Somaris löste sich als Erste aus der Reihe, um zum Hof von Bauer Eklund zu gehen, bei dem sie vormittags lernte. Wenn sie sich gut anstellte, konnte es sein, dass sie im nächsten Jahr bei ihm eine Lehre machen durfte. Neiderfüllt blickte Marina der älteren Schwester hinterher, die mit geradem Rücken dahinschritt. Ihr Gang war so leicht und beschwingt, dass ihr Rock um ihre Fußknöchel schwang. Diese Woche wurde sie sechzehn. Ob sie schon einen Liebsten gefunden hatte? Nicht jede konnte sich so viel Zeit lassen wie Daloris, die im Winter schon neunzehn wurde. Neunzehn! Geran wurde im Herbst zwanzig. Er musste sich ihr endlich erklären, sonst gab es eine Katastrophe. Kein Mädchen war mit neunzehn noch unverheiratet. Das ging einfach nicht. 

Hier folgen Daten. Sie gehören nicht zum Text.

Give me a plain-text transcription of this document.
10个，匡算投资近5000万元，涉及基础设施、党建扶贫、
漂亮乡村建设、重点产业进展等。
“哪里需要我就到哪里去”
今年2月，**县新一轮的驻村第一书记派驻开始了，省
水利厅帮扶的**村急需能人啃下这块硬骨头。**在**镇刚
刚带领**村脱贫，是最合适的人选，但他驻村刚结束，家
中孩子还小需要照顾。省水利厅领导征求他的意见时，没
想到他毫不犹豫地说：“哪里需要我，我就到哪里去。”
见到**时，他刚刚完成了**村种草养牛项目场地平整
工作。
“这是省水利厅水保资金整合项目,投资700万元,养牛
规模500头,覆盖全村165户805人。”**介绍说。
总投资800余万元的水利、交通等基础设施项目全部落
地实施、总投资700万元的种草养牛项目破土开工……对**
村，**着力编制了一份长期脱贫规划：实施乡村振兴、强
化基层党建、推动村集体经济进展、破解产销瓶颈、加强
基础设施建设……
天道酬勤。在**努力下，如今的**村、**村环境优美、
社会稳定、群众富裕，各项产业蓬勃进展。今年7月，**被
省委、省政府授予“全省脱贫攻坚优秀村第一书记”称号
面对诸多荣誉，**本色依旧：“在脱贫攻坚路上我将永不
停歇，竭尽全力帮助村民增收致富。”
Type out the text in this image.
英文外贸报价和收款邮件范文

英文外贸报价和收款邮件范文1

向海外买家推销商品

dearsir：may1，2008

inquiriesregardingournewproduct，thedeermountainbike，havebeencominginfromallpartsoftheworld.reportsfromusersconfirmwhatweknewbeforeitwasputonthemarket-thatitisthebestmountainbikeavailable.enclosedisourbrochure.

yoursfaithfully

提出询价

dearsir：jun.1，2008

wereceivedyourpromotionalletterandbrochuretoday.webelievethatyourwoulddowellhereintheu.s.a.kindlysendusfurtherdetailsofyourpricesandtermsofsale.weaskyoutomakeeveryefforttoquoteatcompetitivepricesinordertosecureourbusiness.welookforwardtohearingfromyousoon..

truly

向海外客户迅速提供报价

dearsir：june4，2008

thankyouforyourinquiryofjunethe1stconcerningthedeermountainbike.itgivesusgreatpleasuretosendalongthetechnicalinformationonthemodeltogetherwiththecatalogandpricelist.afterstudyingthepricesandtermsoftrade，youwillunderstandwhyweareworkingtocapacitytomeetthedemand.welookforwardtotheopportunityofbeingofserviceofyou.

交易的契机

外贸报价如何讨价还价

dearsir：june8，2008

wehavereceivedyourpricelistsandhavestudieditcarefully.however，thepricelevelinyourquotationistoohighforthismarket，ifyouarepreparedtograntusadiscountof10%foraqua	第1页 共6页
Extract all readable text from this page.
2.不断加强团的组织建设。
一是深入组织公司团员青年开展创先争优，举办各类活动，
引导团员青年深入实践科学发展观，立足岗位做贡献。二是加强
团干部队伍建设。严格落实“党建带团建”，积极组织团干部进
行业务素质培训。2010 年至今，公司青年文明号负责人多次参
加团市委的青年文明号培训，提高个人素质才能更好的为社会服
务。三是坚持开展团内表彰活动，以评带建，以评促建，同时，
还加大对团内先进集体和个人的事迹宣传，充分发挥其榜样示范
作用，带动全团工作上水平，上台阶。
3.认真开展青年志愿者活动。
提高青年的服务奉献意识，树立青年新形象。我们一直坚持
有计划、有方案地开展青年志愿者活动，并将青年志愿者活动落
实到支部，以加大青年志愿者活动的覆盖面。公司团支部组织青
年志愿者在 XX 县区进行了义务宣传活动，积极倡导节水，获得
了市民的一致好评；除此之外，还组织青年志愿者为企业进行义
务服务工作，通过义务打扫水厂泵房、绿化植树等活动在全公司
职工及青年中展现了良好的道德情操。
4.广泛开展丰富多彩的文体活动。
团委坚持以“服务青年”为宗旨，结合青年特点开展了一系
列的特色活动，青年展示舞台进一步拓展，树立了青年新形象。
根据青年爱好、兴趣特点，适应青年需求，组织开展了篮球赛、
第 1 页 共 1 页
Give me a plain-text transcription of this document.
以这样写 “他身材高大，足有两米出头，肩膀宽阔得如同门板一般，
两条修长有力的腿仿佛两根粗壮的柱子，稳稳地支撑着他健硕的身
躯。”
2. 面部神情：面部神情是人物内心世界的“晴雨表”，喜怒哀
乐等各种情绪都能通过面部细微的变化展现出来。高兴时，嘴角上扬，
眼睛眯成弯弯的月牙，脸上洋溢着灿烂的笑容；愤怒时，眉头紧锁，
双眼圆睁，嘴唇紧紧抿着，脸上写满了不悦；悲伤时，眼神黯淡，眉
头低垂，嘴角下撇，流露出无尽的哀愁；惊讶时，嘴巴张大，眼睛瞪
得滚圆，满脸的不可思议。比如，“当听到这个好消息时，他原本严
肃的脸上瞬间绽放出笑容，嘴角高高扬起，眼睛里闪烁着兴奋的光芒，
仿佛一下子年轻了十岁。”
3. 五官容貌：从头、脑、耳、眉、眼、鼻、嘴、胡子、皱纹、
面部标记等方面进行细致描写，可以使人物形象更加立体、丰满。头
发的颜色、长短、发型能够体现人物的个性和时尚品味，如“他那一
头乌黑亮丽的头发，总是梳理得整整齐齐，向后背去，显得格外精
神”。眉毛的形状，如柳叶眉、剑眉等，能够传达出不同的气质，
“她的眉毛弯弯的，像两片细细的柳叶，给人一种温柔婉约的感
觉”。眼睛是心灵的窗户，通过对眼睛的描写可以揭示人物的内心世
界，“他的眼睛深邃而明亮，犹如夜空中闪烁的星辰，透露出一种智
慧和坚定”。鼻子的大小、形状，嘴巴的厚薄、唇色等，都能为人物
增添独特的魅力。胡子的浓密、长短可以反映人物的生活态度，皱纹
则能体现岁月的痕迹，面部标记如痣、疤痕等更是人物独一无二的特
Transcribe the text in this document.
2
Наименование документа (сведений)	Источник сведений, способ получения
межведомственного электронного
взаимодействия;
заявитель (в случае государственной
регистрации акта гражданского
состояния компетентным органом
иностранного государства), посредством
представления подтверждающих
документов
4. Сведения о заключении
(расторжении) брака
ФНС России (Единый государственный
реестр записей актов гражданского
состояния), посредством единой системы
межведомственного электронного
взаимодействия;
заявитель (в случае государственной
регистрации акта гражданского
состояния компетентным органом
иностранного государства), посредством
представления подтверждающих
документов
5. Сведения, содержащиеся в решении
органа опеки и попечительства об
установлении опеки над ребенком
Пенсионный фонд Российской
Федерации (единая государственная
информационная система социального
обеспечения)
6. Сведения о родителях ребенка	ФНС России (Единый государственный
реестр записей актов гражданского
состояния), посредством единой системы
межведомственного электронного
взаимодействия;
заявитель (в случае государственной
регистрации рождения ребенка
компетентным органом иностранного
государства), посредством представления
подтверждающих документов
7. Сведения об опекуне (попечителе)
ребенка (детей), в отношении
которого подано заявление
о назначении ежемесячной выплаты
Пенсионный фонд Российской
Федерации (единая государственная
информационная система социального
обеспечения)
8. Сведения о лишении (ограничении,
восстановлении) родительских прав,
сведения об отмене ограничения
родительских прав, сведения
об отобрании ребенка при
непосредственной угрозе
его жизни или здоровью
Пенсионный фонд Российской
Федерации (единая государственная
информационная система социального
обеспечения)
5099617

Die Eltern schritten mit Torlund und Daloris als Nächste aus der Reihe. Sie blickten sich nicht um, sondern gingen geradewegs zum Krämerladen. 

Ehe Marina das ungute Gefühl in ihrem Magen richtig deuten konnte, hörte sie schon Tabinas verächtliche Stimme. „Endlich allein. Wurde auch Zeit. Glaub bloß nicht, dass dich die eine Woche Waldaufenthalt gerettet hat." Marina schluckte nervös. Ihr Herzschlag erhöhte sich und begann einen ungewollt lauten Takt in ihren Ohren zu schlagen. „Ich habe Vater schon gesagt, dass der Gelehrtensohn dich gefüttert hat."